I fell for the challenge. The woman who showed me the transit van, a larger one than planned as it was now necessary to fit in a large wardrobe as well, was reassuring. ‘It’s easy to drive, like a Vauxhall Astra’, she said, ‘but just remember the length of the box on the back and use the wing mirrors’. ‘Quite’ I thought; that is the point of concern.
Testing the upper limits of both my adrenalin levels and my courage, I set off home to collect the chest of drawers on the single track road over the tops. The fates were with me - no other vehicles and so no reversing to a passing place.
The chest was too heavy for me to move up and down the stairs. I paid a handyman plus mate to move it the day before my journey to Norwich into my absent neighbour’s living room, on the flat. No-one was available on the day itself so I had to work out how to move the chest to the van. Tipping and dragging it on two of its feet was the answer.
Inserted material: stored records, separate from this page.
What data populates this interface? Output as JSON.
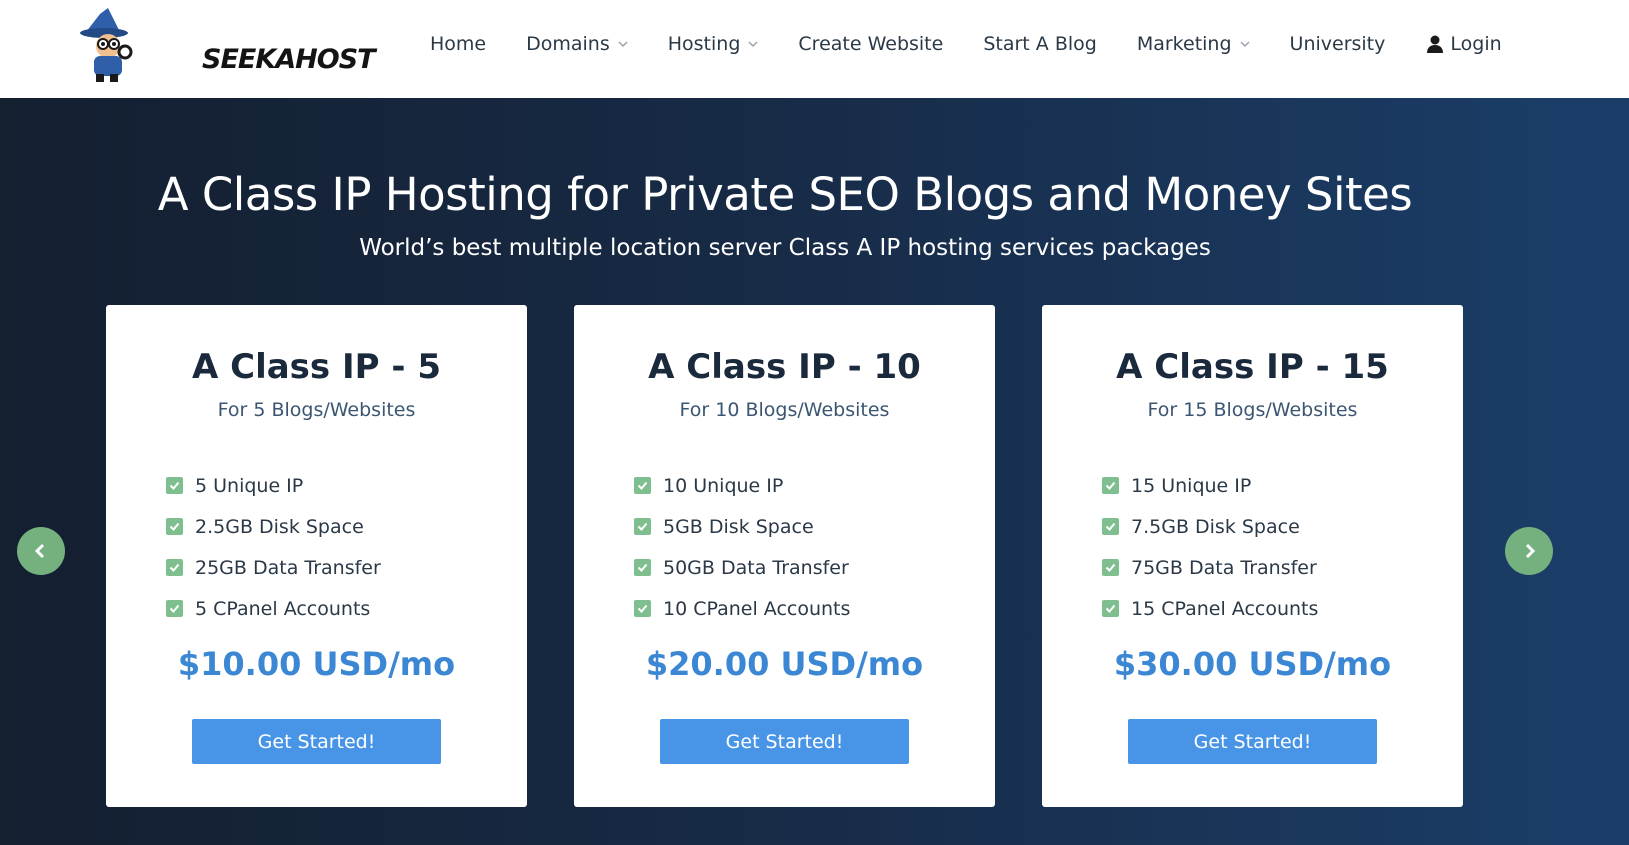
{
  "brand": {
    "logo_text": "SEEKAHOST"
  },
  "nav": {
    "items": [
      {
        "label": "Home",
        "dropdown": false
      },
      {
        "label": "Domains",
        "dropdown": true
      },
      {
        "label": "Hosting",
        "dropdown": true
      },
      {
        "label": "Create Website",
        "dropdown": false
      },
      {
        "label": "Start A Blog",
        "dropdown": false
      },
      {
        "label": "Marketing",
        "dropdown": true
      },
      {
        "label": "University",
        "dropdown": false
      }
    ],
    "login": {
      "label": "Login",
      "icon": "user-icon"
    }
  },
  "hero": {
    "title": "A Class IP Hosting for Private SEO Blogs and Money Sites",
    "subtitle": "World’s best multiple location server Class A IP hosting services packages"
  },
  "plans": [
    {
      "title": "A Class IP - 5",
      "subtitle": "For 5 Blogs/Websites",
      "features": [
        "5 Unique IP",
        "2.5GB Disk Space",
        "25GB Data Transfer",
        "5 CPanel Accounts"
      ],
      "price": "$10.00 USD/mo",
      "cta": "Get Started!"
    },
    {
      "title": "A Class IP - 10",
      "subtitle": "For 10 Blogs/Websites",
      "features": [
        "10 Unique IP",
        "5GB Disk Space",
        "50GB Data Transfer",
        "10 CPanel Accounts"
      ],
      "price": "$20.00 USD/mo",
      "cta": "Get Started!"
    },
    {
      "title": "A Class IP - 15",
      "subtitle": "For 15 Blogs/Websites",
      "features": [
        "15 Unique IP",
        "7.5GB Disk Space",
        "75GB Data Transfer",
        "15 CPanel Accounts"
      ],
      "price": "$30.00 USD/mo",
      "cta": "Get Started!"
    }
  ],
  "carousel": {
    "prev_icon": "chevron-left-icon",
    "next_icon": "chevron-right-icon"
  },
  "colors": {
    "hero_gradient_start": "#141f30",
    "hero_gradient_end": "#1b3e69",
    "price": "#3b87d4",
    "cta_bg": "#4895e8",
    "check": "#7fbf8f",
    "arrow": "#74b17f"
  }
}
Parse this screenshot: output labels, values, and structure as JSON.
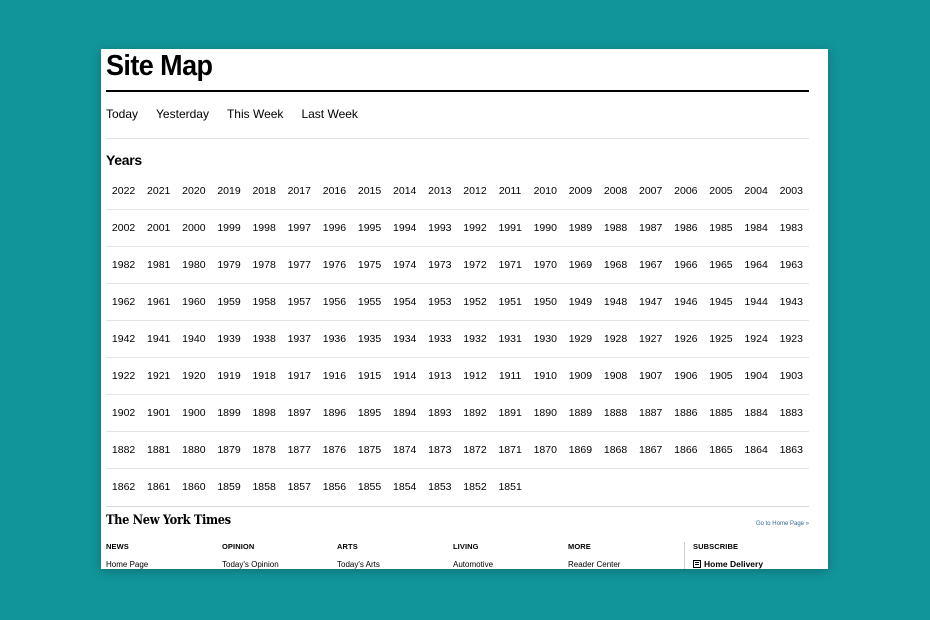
{
  "page": {
    "title": "Site Map"
  },
  "tabs": [
    "Today",
    "Yesterday",
    "This Week",
    "Last Week"
  ],
  "years_heading": "Years",
  "years": [
    [
      "2022",
      "2021",
      "2020",
      "2019",
      "2018",
      "2017",
      "2016",
      "2015",
      "2014",
      "2013",
      "2012",
      "2011",
      "2010",
      "2009",
      "2008",
      "2007",
      "2006",
      "2005",
      "2004",
      "2003"
    ],
    [
      "2002",
      "2001",
      "2000",
      "1999",
      "1998",
      "1997",
      "1996",
      "1995",
      "1994",
      "1993",
      "1992",
      "1991",
      "1990",
      "1989",
      "1988",
      "1987",
      "1986",
      "1985",
      "1984",
      "1983"
    ],
    [
      "1982",
      "1981",
      "1980",
      "1979",
      "1978",
      "1977",
      "1976",
      "1975",
      "1974",
      "1973",
      "1972",
      "1971",
      "1970",
      "1969",
      "1968",
      "1967",
      "1966",
      "1965",
      "1964",
      "1963"
    ],
    [
      "1962",
      "1961",
      "1960",
      "1959",
      "1958",
      "1957",
      "1956",
      "1955",
      "1954",
      "1953",
      "1952",
      "1951",
      "1950",
      "1949",
      "1948",
      "1947",
      "1946",
      "1945",
      "1944",
      "1943"
    ],
    [
      "1942",
      "1941",
      "1940",
      "1939",
      "1938",
      "1937",
      "1936",
      "1935",
      "1934",
      "1933",
      "1932",
      "1931",
      "1930",
      "1929",
      "1928",
      "1927",
      "1926",
      "1925",
      "1924",
      "1923"
    ],
    [
      "1922",
      "1921",
      "1920",
      "1919",
      "1918",
      "1917",
      "1916",
      "1915",
      "1914",
      "1913",
      "1912",
      "1911",
      "1910",
      "1909",
      "1908",
      "1907",
      "1906",
      "1905",
      "1904",
      "1903"
    ],
    [
      "1902",
      "1901",
      "1900",
      "1899",
      "1898",
      "1897",
      "1896",
      "1895",
      "1894",
      "1893",
      "1892",
      "1891",
      "1890",
      "1889",
      "1888",
      "1887",
      "1886",
      "1885",
      "1884",
      "1883"
    ],
    [
      "1882",
      "1881",
      "1880",
      "1879",
      "1878",
      "1877",
      "1876",
      "1875",
      "1874",
      "1873",
      "1872",
      "1871",
      "1870",
      "1869",
      "1868",
      "1867",
      "1866",
      "1865",
      "1864",
      "1863"
    ],
    [
      "1862",
      "1861",
      "1860",
      "1859",
      "1858",
      "1857",
      "1856",
      "1855",
      "1854",
      "1853",
      "1852",
      "1851"
    ]
  ],
  "footer": {
    "logo": "The New York Times",
    "home_link": "Go to Home Page »",
    "columns": [
      {
        "heading": "NEWS",
        "item": "Home Page"
      },
      {
        "heading": "OPINION",
        "item": "Today's Opinion"
      },
      {
        "heading": "ARTS",
        "item": "Today's Arts"
      },
      {
        "heading": "LIVING",
        "item": "Automotive"
      },
      {
        "heading": "MORE",
        "item": "Reader Center"
      }
    ],
    "subscribe": {
      "heading": "SUBSCRIBE",
      "item": "Home Delivery",
      "icon": "newspaper-icon"
    }
  }
}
The mission had extended to a stop at IKEA to collect the wardrobe. Parking in IKEA and getting out again was the next challenge, sorted by a distant car park with plenty of space. Recent experiences have led me to realize that I can ask for help. The flat pack wardrobe was too heavy for me to move safely onto the trolley. A helpful assistant flipped it into place with expert ease. She advised me find a trolley locker, reverse the van into a loading bay and ask for help again, which I did - job done now until Norwich. I found a large space at some distance from the house but friends who came round later easily moved the furniture upstairs.
This experience led me to reflect how very hard it can be for older single people, particularly those with limiting health issues, to get things done. Age UK quotes the ONS: ‘3.8 million older people live alone (70% of these are women)’ (ONS 2012).
According to a survey in December 2014, 2.9 million older people (65+) in Great Britain feel they have no one to turn to for help and support. Charities like Age UK provide valuable services involving staff and volunteers but younger, fitter people over 65 years may not identify with that demographic.
Addressing this issue can be similar to the process of resolving some leadership challenges. Thinking laterally, researching sources of information and help, and believing that asking for help is not a sign of weakness takes strength and confidence, but ultimately can answer the question: ‘How can I manage this?